1. I keep thinking about all the time I spend online looking at things (photos, writings, memories, ideas, intimacies) that belong to other people, to people, more specifically, that I don't know. Sometimes I have a connection with these people, but often I don't. That word connection is interesting anyway. Sometimes it's just a chain of seven or eight people. Where does "connection" end, nowadays? I'm connected in some way or other, if you look hard and creatively enough, to lots of people that I have really no actual connection with.
So what does it mean, to look impartially (or not impartially) upon something that means something to someone you've never met and maybe never will meet but means nothing to you, on a personal level at least, and feel something anyway?
(I mean very mundane, personal things here, by the way: photos from a trip to the coast, a snapshot of a lunch or a bedspread or an outfit, a tweet about a commute or a commentary about a cup of tea.)
Maybe it doesn't matter after all: it's just stories, it's all just stories, it's all about the spaces in between a text and a reader, where there's room to interpret and build.
The other day I had this thought, that the way I write and the way I think about story are completely different things. The story in my head is very messy, very alive. But the story on the page must be restrained, very disciplined and dignified, to allow for a reader. The best part of any piece of writing really, in my opinion, is the space in between: that is to say, the spaces the author leaves for a reader to contribute to the creation of a story. When I was little this is how I used to read: by putting down the book and adding to the story in my own head. What I enjoyed most was this process of silent contribution, of placing my own thoughts, my own interpretations, into the text. I would take my book outside with me and walk in circles around a pile of rocks left over from the construction of some bit of the house. It was not a very large pile, so the circles were small but I never got vertigo and every once in awhile I would open the book to a random page and sniff. If we hadn't lived on a ranch, quite far removed from other people, people would probably have driven past and looked at me making circles and sniffing books and thought I was crazy. A crazy little girl with dusty scuffed shoes and too much time to think.

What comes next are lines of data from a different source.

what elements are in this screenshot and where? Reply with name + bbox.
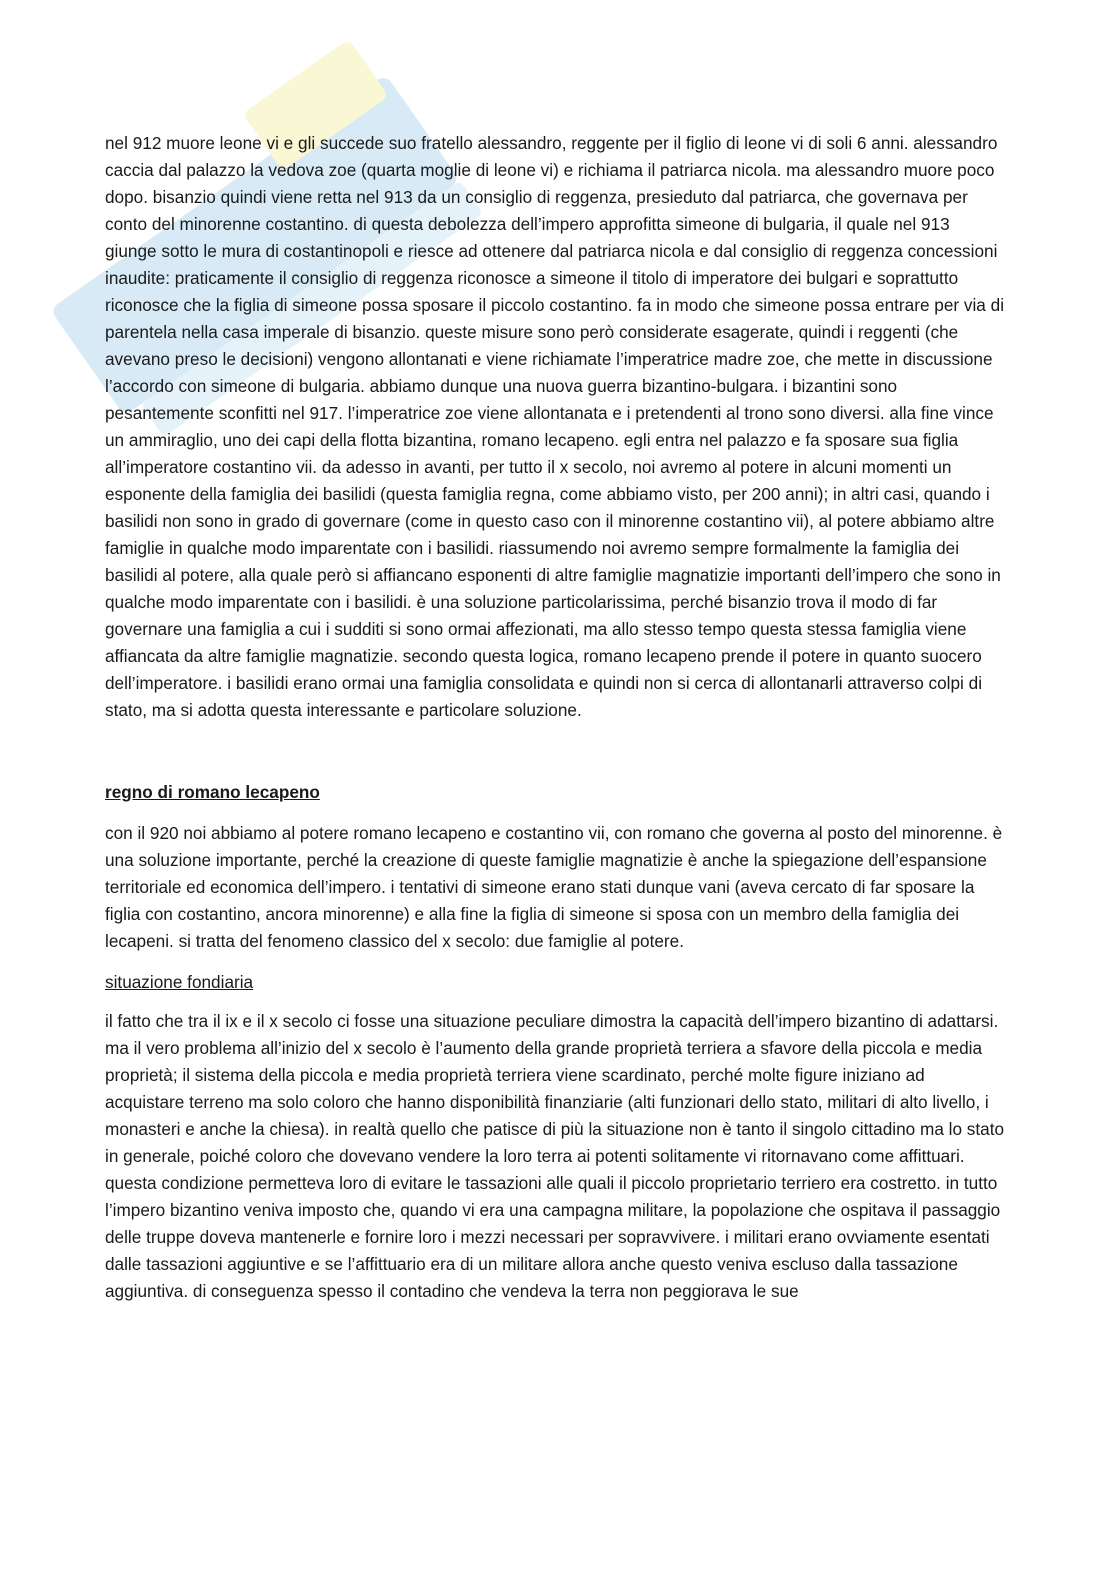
section-title-situazione-fondiaria: situazione fondiaria <box>105 972 254 992</box>
document-page <box>105 130 1005 1305</box>
paragraph-1: nel 912 muore leone vi e gli succede suo fratello alessandro, reggente per il figlio di leone vi di soli 6 anni. alessandro caccia dal palazzo la vedova zoe (quarta moglie di leone vi) e richiama il patriarca nicola. ma alessandro muore poco dopo. bisanzio quindi viene retta nel 913 da un consiglio di reggenza, presieduto dal patriarca, che governava per conto del minorenne costantino. di questa debolezza dell’impero approfitta simeone di bulgaria, il quale nel 913 giunge sotto le mura di costantinopoli e riesce ad ottenere dal patriarca nicola e dal consiglio di reggenza concessioni inaudite: praticamente il consiglio di reggenza riconosce a simeone il titolo di imperatore dei bulgari e soprattutto riconosce che la figlia di simeone possa sposare il piccolo costantino. fa in modo che simeone possa entrare per via di parentela nella casa imperale di bisanzio. queste misure sono però considerate esagerate, quindi i reggenti (che avevano preso le decisioni) vengono allontanati e viene richiamate l’imperatrice madre zoe, che mette in discussione l’accordo con simeone di bulgaria. abbiamo dunque una nuova guerra bizantino-bulgara. i bizantini sono pesantemente sconfitti nel 917. l’imperatrice zoe viene allontanata e i pretendenti al trono sono diversi. alla fine vince un ammiraglio, uno dei capi della flotta bizantina, romano lecapeno. egli entra nel palazzo e fa sposare sua figlia all’imperatore costantino vii. da adesso in avanti, per tutto il x secolo, noi avremo al potere in alcuni momenti un esponente della famiglia dei basilidi (questa famiglia regna, come abbiamo visto, per 200 anni); in altri casi, quando i basilidi non sono in grado di governare (come in questo caso con il minorenne costantino vii), al potere abbiamo altre famiglie in qualche modo imparentate con i basilidi. riassumendo noi avremo sempre formalmente la famiglia dei basilidi al potere, alla quale però si affiancano esponenti di altre famiglie magnatizie importanti dell’impero che sono in qualche modo imparentate con i basilidi. è una soluzione particolarissima, perché bisanzio trova il modo di far governare una famiglia a cui i sudditi si sono ormai affezionati, ma allo stesso tempo questa stessa famiglia viene affiancata da altre famiglie magnatizie. secondo questa logica, romano lecapeno prende il potere in quanto suocero dell’imperatore. i basilidi erano ormai una famiglia consolidata e quindi non si cerca di allontanarli attraverso colpi di stato, ma si adotta questa interessante e particolare soluzione. <box>105 133 1005 720</box>
paragraph-2: con il 920 noi abbiamo al potere romano lecapeno e costantino vii, con romano che governa al posto del minorenne. è una soluzione importante, perché la creazione di queste famiglie magnatizie è anche la spiegazione dell’espansione territoriale ed economica dell’impero. i tentativi di simeone erano stati dunque vani (aveva cercato di far sposare la figlia con costantino, ancora minorenne) e alla fine la figlia di simeone si sposa con un membro della famiglia dei lecapeni. si tratta del fenomeno classico del x secolo: due famiglie al potere. <box>105 823 1003 951</box>
paragraph-3: il fatto che tra il ix e il x secolo ci fosse una situazione peculiare dimostra la capacità dell’impero bizantino di adattarsi. ma il vero problema all’inizio del x secolo è l’aumento della grande proprietà terriera a sfavore della piccola e media proprietà; il sistema della piccola e media proprietà terriera viene scardinato, perché molte figure iniziano ad acquistare terreno ma solo coloro che hanno disponibilità finanziarie (alti funzionari dello stato, militari di alto livello, i monasteri e anche la chiesa). in realtà quello che patisce di più la situazione non è tanto il singolo cittadino ma lo stato in generale, poiché coloro che dovevano vendere la loro terra ai potenti solitamente vi ritornavano come affittuari. questa condizione permetteva loro di evitare le tassazioni alle quali il piccolo proprietario terriero era costretto. in tutto l’impero bizantino veniva imposto che, quando vi era una campagna militare, la popolazione che ospitava il passaggio delle truppe doveva mantenerle e fornire loro i mezzi necessari per sopravvivere. i militari erano ovviamente esentati dalle tassazioni aggiuntive e se l’affittuario era di un militare allora anche questo veniva escluso dalla tassazione aggiuntiva. di conseguenza spesso il contadino che vendeva la terra non peggiorava le sue <box>105 1011 1005 1301</box>
section-title-regno-di-romano-lecapeno: regno di romano lecapeno <box>105 782 320 802</box>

Anyway other people have written much more elegantly than I ever could about interpretation and influence and intertextuality, but what I really feel is that where anything comes to life is the place where it overlaps with your own experience.
It works best with intimate objects, when you feel you have a window into something. Maybe this is why I feel like I am always looking for the non-stories. A photograph from a war zone or a tweet about a celebrity encounter is too far removed from my own experience, too much like the fictions I already know. But to see someone else write about a trip to the farmer's market, to see a snapshot of someone else's shoelaces, makes me think about the stories (or the non-stories?) of how people are connected: how did I arrive at this moment, this image, this blog, this point of re-distributing or re-purposing content? It would be interesting to look at the story in great detail, the list of connections, the path I followed. Sometimes, of course, it's very simple - this person, who I know (online or offline or both), recommend/linked to/mentioned this thing, and now here I am, arrived after following a direct path. But sometimes, oftentimes, it's much more convoluted. And other connections start to appear, start to seep into the story. This is really the thing I like about the internet, maybe: the endless possibility for quiet human drama (where drama means only connection, in some small way, any way).
Which is why to look at someone's holiday snapshot, to see a photo (for example) of a boat bobbing on the water in Devon, is so interesting. I have never been to that town in Devon, I have never seen that boat, I do not know the person who took the photograph and posted it online, I don't even know someone who knows that person (though it may be that I know someone who knows someone who knows that person). And so I am looking at a piece of fiction. I am allowed to be a part of the creation of that piece of fiction. The gap between my experience, my own self, and the creator of the content, the anonymous or nearly anonymous girl on the beach, is large enough to allow for an entire story to fit comfortably, to settle and grow.